Heike Buchter: Zum Milliardär wird man nicht, indem man ein Produkt erfindet und dann vermarktet, oder ein erfolgreiches Unternehmen betreibt. Was die heutigen Reichen zu Superreichen macht, ist der Turbo des Finanzkapitalismus. Nehmen wir etwa Arnault. Er ist der größte Einzelaktionär von LVMH, eines börsennotierten Unternehmens. Den Luxuskonzern, zu dem etwa die Modemarke Louis Vuitton und der Juwelier Tiffany’s gehören, hat er mit dem Geld seines Vaters, eines Industriellen, zusammengekauft. Er hat also keine einzige Handtasche entworfen und nicht ein Goldkettchen geschmiedet. Zum reichsten Mann der Welt hat ihn der Kursanstieg von LVMH gemacht, das erste europäische Unternehmen, das Anfang 2022 an der Börse mehr als 500 Milliarden Dollar wert war. Diese Kursgewinne sind zunächst nur auf dem Papier, doch die Aktien lassen sich beleihen und so als Sicherheit für den Kauf von Immobilien und anderen Vermögenswerten einsetzen. Superreiche haben inzwischen eigene private Finanzfirmen, die dafür sorgen, dass das Vermögen möglichst immer weiterwächst. In die Reihen der Superreichen stößt nur vor, wer vom Finanzmarkt in dieser Weise profitieren kann. Auch Elon Musk verdankt seine Milliarden weniger seinem Einfallsreichtum als diesen Mechanismen.

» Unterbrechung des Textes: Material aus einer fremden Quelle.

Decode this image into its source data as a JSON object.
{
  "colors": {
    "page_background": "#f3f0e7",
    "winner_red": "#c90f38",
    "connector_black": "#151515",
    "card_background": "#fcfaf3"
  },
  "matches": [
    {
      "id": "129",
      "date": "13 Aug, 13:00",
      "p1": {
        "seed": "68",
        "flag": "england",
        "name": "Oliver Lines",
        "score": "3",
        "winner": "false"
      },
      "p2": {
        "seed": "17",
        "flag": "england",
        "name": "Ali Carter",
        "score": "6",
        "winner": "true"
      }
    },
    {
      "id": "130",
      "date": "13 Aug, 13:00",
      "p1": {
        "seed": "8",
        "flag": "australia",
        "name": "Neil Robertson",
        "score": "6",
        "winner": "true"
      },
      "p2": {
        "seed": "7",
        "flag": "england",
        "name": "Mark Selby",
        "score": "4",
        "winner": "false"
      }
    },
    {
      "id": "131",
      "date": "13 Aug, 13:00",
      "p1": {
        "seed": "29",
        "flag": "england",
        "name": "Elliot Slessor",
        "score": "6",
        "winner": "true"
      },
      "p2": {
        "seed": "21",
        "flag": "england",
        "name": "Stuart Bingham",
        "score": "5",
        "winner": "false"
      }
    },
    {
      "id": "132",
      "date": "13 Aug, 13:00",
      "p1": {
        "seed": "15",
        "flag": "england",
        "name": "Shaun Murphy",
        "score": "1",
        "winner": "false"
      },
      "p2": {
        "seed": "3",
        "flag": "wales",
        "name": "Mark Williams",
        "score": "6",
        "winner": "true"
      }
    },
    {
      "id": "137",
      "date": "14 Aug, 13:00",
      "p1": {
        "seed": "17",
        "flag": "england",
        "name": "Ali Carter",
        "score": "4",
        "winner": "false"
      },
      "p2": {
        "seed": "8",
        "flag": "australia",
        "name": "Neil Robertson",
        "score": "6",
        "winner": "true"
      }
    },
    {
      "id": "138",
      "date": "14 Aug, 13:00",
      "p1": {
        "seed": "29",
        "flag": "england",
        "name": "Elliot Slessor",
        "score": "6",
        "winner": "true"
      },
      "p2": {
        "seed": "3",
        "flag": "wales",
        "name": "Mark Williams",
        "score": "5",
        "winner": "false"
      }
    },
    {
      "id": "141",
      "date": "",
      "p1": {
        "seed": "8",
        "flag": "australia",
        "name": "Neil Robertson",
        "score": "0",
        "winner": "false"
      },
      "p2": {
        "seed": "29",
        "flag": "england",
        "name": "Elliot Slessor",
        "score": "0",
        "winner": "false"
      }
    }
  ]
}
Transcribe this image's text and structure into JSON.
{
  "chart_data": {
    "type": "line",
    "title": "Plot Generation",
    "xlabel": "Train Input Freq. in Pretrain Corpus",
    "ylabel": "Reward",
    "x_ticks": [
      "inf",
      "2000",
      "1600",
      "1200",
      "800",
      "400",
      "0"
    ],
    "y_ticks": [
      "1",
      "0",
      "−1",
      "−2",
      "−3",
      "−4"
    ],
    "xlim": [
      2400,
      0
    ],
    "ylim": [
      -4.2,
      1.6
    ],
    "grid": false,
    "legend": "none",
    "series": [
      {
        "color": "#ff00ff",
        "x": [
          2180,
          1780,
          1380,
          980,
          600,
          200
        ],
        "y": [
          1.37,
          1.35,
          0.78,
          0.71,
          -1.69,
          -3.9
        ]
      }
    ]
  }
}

Unser Finanzsystem ist ihre Geldmaschine, schreiben sie. Wieso schaut die Politik nicht genauer auf diese Maschine?
Heike Buchter: Die Akteure am Finanzmarkt sind sehr gut darin, ihr Gewerbe so intransparent und komplex wie möglich aussehen zu lassen. Dazu dienen unverständliche Begriffe, mit denen dort herumgeworfen wird. Außenstehende – und damit auch Politiker – haben das Gefühl, sie verstünden nicht genug, um durchgreifen und Veränderungen durchzusetzen. Selbst wenn die Branche katastrophale Krisen auslöst, fühlen sich Regierungen gezwungen, das Finanzsystem zu retten – meist sogar ohne weitreichende Konsequenzen für die auslösenden Akteure. Wie etwa 2008. Klar ist das Finanzsystem fundamental wichtig für unsere Wirtschaft und unseren Wohlstand. Doch inzwischen ist es von einer dienenden Funktion zu einem beherrschenden geworden und wir alle zahlen dafür.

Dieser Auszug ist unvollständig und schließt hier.